Se le ricerche per la Grammatica dell’italiano antico erano di ordine sincronico, il cambiamento linguistico era stato al centro del mio lavoro di abilitazione sulla formazione della struttura di frase nelle lingue romanze, in cui cercavo di seguire e spiegare questo processo diacronico a partire dal latino classico attraverso le testimonianze del latino volgare fino alle prime fasi delle lingue romanze. Più tardi, durante gli anni di elaborazione della Grammatica, colpito dalle differenze tra fase antica e moderna, ho provato a ricostruire l’evoluzione delle costruzioni passive e impersonali con si, un problema già di per sé intricato dal punto di vista descrittivo, per la grande varietà degli usi, e altrettanto dal punto di vista diacronico, ma che permette, credo, di farsi un’idea delle vie non sempre diritte attraverso cui opera la storia.
Che cosa ho imparato, in questi anni passati a occuparmi di fenomeni grammaticali, sulla natura del linguaggio umano? In questi ultimi anni si è aperto un dibattito sulla natura della facoltà linguistica insita nella nostra mente tra chi, come Chomsky, pensa che si tratti un sistema „perfetto”, e chi pensa invece che sia piuttosto un frutto più o meno casuale e più o meno imperfetto dell’evoluzione del cervello. Se è sicuramente prematuro voler dare ora una risposta a questa domanda, è invece certo che le lingue storiche in cui questa facoltà si realizza contengono sempre tracce più o meno ampie di imperfezione o addirittura di indecisione, e che queste sono perfettamente tollerate dai parlanti, che mostrano anzi una notevole elasticità a questo riguardo. Questo non ha mancato di imbarazzare i linguisti come me, che sentono l’esigenza, comune a ogni ricerca scientifica, di spiegare il funzionamento del mondo con principi formali astratti che vanno al di là dei fenomeni ingarbugliati e opachi che apparentemente lo compongono. E infatti è questo che ho cercato di fare in tutta la mia ricerca. Ma siccome le lingue storiche sono (anche) il prodotto della libera attività dei parlanti e delle loro scelte arbitrarie, il linguista deve accettare che ci sarà sempre una parte della realtà linguistica che resisterà al suo spirito di sistema – ma non per questo deve rinunciare ad applicare il suo spirito di sistema per mettere ordine e spiegare tutto quello che può essere spiegato.

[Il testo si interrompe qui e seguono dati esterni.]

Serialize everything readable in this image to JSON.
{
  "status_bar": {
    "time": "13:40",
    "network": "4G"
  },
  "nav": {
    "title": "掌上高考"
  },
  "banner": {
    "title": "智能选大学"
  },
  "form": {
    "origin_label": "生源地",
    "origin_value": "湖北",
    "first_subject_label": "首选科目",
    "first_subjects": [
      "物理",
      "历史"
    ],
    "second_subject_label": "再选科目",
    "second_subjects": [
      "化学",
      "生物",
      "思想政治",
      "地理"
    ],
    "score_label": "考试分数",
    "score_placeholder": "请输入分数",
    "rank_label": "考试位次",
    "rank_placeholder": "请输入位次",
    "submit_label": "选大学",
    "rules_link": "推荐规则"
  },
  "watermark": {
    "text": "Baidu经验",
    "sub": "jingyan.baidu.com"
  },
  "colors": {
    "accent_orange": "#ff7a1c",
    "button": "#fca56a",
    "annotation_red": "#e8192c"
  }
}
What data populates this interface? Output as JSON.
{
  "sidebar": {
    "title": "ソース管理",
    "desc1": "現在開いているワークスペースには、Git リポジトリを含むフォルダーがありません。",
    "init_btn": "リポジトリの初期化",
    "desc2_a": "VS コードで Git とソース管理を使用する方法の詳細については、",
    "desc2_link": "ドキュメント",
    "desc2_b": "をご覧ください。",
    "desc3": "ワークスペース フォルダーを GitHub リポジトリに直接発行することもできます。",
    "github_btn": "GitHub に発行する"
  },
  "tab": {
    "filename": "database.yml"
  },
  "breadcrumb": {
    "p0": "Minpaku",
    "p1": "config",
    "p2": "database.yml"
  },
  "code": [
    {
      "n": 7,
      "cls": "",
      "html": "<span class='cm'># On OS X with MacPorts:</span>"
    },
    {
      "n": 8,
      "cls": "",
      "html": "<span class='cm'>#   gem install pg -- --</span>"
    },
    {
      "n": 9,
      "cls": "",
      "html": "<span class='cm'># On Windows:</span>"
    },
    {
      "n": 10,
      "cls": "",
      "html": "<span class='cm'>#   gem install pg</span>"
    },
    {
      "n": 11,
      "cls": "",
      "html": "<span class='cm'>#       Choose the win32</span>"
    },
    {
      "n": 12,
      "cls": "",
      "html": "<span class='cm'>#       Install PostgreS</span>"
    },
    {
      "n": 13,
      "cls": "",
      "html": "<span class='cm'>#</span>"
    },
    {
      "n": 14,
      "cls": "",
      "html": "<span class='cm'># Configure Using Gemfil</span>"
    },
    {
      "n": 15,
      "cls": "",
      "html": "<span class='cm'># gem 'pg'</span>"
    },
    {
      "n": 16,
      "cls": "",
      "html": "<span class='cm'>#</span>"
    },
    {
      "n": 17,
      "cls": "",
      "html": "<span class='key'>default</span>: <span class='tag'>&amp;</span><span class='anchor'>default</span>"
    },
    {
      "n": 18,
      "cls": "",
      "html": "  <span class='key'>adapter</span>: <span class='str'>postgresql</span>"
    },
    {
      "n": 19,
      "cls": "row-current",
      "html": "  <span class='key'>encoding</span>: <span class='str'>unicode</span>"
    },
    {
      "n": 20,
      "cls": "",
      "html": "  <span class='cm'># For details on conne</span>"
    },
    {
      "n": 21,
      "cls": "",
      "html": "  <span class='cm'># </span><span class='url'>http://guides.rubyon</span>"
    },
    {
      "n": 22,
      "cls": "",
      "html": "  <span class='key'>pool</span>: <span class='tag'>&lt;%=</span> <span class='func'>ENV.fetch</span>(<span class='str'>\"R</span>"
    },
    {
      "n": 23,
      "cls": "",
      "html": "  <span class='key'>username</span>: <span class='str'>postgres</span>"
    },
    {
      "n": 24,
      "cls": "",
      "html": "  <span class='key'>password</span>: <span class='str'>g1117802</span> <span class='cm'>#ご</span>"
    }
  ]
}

Per finire, vorrei aggiungere che tutto quello che ho fatto in campo scientifico, l’ho sempre fatto con piacere e con entusiasmo. Da questo punto di vista devo considerarmi una di quelle persone fortunate che ha potuto occuparsi sempre delle cose che gli piacciono. Questo non sarebbe stato naturalmente possibile senza l’aiuto di quelle persone con cui ho condiviso la mia vita e che adesso qui pubblicamente ringrazio.